Sirien, una joven del norte de Tailandia, se enamora locamente de Bob, un estudiante norteamericano que ha ido a parar a su lado después de una noche cargadita en compañía de sus compañeros de pedo. Bob no la toca, se conforma con mirarla con sus bonitos ojos azul claro y hablarle de su tierra, Carolina del Norte o algo parecido. Después se ven varias veces cuando Sirien termina de trabajar, pero desgraciadamente Bob tiene que irse para acabar su último año de estudios en la Universidad de Yale. Elipsis. Sirien le espera ilusionada mientras atiende a las exigencias de sus numerosos clientes. Aunque pura de corazón, se la machaca y se la chupa ardientemente a un montón de franceses barrigones y bigotudos (papel secundario para Gérard Jugnot), amén de un montón de alemanes adiposos y calvos (papel secundario para un actor alemán). Al final Bob regresa e intenta sacarla de su infierno, pero la mafia china no está por la labor. Bob hace intervenir al embajador de Estados Unidos y a la presidenta de una asociación humanitaria que lucha contra la trata de jovencitas (papel secundario para Jane Fonda). Teniendo en cuenta las mafias chinas (evocación de las Tríadas) y la complicidad de los generales tailandeses (dimensión política, apelación a los valores de la democracia), lo lógico es que hubiera jaleo y persecuciones en Bangkok. Pero Bob conseguía llevársela. En una de las últimas escenas, Sirien desplegaba todos sus conocimientos sexuales, por primera vez con sinceridad. Todas aquellas pollas que había chupado siendo una humilde empleada de salón de masajes, las había chupado esperando la polla de Bob, que reunía todas las demás; en fin, habría que ver el diálogo. Fundido encadenado sobre los dos ríos (el Chao Phraya y el Delaware). Créditos. Para la explotación europea ya se me había ocurrido una publicidad especial, un poco del tipo «Si le gustó
El salón de música
, le encantará
El salón de masajes
.».
Bueno, de momento era todo bastante vago, me faltaban los socios. Pagué, me levanté, anduve ciento cincuenta metros rechazando diversas proposiciones y me encontré delante del Pussy Paradise. Empujé la puerta y entré. Tres metros más allá reconocí a Robert y a Lionel, que bebían unos irish coffes.
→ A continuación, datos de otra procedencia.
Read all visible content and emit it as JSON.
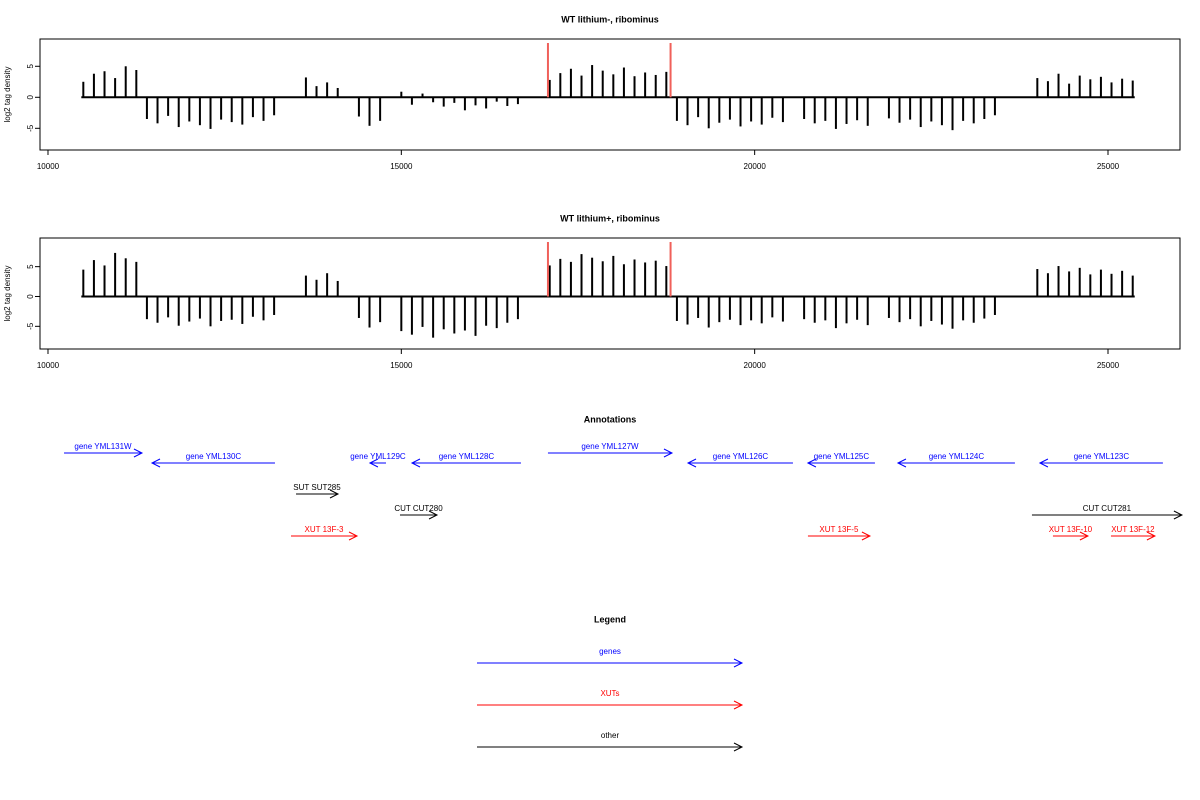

Al fondo, detrás de un cristal, había unas cincuenta chicas sentadas en gradas, cada una con su número. Un camarero se acercó rápidamente a mí. Lionel volvió la cabeza, me vio, y una expresión de vergüenza se extendió por su cara. Robert se volvió a su vez y me invitó con un gesto lento a unirme a ellos.
Lionel se mordía los labios, no sabía dónde meterse. El camarero apuntó mi pedido.
—Soy de derechas… —dijo Robert sin motivo aparente—.
Pero cuidado…
Movió el índice, como para ponerme en guardia. Yo había notado que desde el principio del viaje se imaginaba que yo era de
izquierdas
, y que esperaba la ocasión propicia para iniciar una conversación conmigo; pero yo no tenía la menor intención de entrar en ese jueguecito. Encendí un cigarrillo; él me miró de arriba abajo con severidad.
—La felicidad es cosa delicada —dijo con voz sentenciosa—; es difícil encontrarla dentro de nosotros, e imposible encontrarla en otra parte. — Al cabo de unos segundos, añadió con voz severa—: Chamfort.
Lionel le miraba con admiración, como si hubiera caído completamente bajo su encanto. La frase me parecía discutible: quizás se habría aproximado más a la realidad invirtiendo «difícil» e «imposible»; pero yo no tenía ganas de proseguir el diálogo, lo más importante era volver a una situación turística normal. Además empezaba a tener ganas de la 47, una tailandesa pequeña y muy esbelta, por no decir muy delgada, pero con labios gruesos y aspecto amable; llevaba una minifalda roja y medias negras. Consciente de mi distracción, Robert se dirigió a Lionel.